For a short time Schopenhauer competed unsuccessfully with Hegel at the University of Berlin; thereafter he withdrew to spend the rest of his life in battle against academic philosophy. His own system, though orderly and carefully worked out, was expressed in vivid and engaging language. Schopenhauer agreed with Kant that the world of appearances, of phenomena, is governed by the conditions of space, time, and causality. But he held that science, which investigates the phenomenal world, cannot penetrate the real world behind appearances, which is dominated by a strong, blind, striving, universal cosmic Will that expresses itself in the vagaries of human instinct, in sexual striving, and in the wild uncertainties of animal behaviour. Everywhere in nature one sees strife, conflict, and inarticulate impulse; and these, rather than rational processes or intellectual clarity, are humankind’s true points of contact with ultimate reality.
Friedrich Nietzsche, the third member of the irrationalist triumvirate, was a prolific but unsystematic writer, presenting his patchwork of ideas in swift atoms of thought. Nietzsche viewed the task of the philosopher as destroying old values, creating new ideals, and through them erecting a new civilization. He agreed with Schopenhauer that mind is an instrument of instinct to be used in the service of life and power, and he held that illusion is as necessary to human beings as truth. Nietzsche spent much time analyzing emotional states such as resentment, guilt, bad conscience, and self-contempt.

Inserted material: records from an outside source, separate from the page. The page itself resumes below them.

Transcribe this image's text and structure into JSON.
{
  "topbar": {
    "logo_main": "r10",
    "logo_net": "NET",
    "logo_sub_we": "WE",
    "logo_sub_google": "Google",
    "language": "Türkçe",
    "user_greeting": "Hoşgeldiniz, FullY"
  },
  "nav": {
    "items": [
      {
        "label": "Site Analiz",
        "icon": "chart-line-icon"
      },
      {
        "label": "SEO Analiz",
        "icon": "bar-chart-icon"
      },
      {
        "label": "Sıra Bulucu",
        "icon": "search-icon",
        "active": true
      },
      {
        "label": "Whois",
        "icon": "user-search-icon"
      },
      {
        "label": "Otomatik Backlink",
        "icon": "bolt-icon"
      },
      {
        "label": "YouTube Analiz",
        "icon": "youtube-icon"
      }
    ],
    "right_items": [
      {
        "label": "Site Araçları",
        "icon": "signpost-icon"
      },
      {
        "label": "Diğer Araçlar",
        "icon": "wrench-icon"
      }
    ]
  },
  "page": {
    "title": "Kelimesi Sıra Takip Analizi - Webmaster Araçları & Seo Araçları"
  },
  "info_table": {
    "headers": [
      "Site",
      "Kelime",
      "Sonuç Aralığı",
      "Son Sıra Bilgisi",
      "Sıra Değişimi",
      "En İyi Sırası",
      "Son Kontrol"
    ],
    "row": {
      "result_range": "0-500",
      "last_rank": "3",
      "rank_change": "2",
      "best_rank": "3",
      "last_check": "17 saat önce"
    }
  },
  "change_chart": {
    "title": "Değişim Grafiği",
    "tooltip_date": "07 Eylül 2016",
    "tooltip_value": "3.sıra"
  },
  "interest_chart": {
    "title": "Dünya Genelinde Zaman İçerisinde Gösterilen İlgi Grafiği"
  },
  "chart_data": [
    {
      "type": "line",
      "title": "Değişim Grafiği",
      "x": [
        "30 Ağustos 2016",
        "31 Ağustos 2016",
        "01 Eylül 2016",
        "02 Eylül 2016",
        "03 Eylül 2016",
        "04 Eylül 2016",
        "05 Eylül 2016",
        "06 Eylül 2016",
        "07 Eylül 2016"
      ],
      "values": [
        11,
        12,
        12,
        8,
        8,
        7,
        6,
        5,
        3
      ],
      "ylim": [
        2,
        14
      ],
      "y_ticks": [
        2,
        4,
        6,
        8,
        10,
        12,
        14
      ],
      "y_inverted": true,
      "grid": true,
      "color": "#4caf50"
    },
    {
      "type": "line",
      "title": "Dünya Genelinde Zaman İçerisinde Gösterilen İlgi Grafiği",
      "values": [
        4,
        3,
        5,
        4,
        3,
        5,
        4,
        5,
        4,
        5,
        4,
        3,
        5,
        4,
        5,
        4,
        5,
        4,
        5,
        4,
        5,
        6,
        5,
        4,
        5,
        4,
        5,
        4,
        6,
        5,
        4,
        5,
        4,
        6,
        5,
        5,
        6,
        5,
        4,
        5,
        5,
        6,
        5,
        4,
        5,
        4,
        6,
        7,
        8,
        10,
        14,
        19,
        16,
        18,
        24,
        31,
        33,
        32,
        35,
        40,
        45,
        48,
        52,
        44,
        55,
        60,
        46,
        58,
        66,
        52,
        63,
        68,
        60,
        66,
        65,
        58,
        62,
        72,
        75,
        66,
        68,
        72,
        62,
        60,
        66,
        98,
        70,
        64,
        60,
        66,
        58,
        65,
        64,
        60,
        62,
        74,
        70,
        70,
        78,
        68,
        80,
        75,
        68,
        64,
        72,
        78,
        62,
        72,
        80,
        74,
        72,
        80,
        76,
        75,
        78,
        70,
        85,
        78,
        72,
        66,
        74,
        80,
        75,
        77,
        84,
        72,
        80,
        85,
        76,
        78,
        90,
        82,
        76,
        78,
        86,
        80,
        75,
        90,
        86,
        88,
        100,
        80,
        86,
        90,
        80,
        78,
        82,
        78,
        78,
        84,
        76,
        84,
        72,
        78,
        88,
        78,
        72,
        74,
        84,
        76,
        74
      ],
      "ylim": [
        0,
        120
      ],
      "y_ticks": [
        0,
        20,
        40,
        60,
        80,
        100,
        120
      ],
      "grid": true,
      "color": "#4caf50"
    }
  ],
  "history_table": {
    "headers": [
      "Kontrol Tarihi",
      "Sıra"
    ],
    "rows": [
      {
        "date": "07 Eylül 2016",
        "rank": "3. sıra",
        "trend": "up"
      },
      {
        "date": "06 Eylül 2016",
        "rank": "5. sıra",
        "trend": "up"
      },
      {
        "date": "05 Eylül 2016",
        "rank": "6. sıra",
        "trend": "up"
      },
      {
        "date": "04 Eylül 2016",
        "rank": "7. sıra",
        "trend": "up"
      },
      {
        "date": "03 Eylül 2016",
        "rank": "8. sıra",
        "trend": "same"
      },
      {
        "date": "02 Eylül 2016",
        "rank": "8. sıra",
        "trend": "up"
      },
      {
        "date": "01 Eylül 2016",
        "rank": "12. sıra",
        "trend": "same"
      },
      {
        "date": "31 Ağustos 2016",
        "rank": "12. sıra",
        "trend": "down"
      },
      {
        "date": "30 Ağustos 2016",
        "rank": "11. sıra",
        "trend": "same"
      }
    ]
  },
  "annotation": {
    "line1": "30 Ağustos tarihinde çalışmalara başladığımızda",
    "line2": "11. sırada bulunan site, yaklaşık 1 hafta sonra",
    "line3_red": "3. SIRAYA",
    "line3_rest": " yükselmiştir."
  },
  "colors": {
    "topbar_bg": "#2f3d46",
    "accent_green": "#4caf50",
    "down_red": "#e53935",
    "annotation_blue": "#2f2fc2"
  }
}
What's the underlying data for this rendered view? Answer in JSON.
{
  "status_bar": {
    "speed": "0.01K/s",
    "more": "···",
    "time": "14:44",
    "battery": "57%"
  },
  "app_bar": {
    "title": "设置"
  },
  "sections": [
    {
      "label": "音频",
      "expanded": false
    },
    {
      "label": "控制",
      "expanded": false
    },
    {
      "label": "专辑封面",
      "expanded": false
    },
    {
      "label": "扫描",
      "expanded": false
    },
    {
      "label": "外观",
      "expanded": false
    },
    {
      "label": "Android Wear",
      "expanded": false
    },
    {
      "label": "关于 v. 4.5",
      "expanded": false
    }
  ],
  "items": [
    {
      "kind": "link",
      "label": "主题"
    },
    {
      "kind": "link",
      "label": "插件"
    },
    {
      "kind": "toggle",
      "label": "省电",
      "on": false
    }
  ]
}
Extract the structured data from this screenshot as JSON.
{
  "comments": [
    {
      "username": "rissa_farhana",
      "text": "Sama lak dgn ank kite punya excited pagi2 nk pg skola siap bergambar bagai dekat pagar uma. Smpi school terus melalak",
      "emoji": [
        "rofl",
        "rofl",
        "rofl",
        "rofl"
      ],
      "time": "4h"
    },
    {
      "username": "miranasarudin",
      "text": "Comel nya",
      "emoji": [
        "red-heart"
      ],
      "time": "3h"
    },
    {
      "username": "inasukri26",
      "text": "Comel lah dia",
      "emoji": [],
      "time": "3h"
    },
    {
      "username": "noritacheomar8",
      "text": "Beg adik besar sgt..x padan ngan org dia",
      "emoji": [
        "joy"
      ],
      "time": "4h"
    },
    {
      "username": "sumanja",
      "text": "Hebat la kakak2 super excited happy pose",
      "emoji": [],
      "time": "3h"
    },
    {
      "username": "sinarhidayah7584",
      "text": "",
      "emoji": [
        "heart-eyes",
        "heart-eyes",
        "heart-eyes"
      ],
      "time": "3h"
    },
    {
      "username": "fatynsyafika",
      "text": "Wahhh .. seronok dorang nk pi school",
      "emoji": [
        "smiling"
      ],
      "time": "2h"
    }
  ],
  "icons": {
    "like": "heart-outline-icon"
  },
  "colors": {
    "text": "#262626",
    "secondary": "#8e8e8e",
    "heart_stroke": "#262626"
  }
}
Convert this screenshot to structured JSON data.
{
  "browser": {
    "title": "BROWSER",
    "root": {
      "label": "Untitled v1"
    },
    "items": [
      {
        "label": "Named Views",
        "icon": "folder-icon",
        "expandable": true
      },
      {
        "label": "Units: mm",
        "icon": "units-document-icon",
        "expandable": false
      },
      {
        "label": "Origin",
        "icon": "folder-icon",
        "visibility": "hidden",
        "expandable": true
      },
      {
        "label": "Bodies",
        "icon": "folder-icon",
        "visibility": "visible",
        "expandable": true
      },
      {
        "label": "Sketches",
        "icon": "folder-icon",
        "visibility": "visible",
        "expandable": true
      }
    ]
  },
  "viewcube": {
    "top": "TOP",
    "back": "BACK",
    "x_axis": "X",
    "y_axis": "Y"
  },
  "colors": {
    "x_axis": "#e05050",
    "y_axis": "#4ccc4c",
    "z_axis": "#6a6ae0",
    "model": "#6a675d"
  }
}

Kierkegaard, Schopenhauer, and Nietzsche provided for the 19th century a new, nonrational conception of human nature, and they viewed the mind not as open to rational introspection but as dark, obscure, hidden, and deep. But above all they initiated a new style of philosophizing. Schopenhauer wrote like an 18th-century essayist, Kierkegaard was a master of the methods of irony and paradox, and Nietzsche used aphorism and epigram in a self-consciously literary manner. For them, the philosopher should be less a crabbed academician than a man of letters.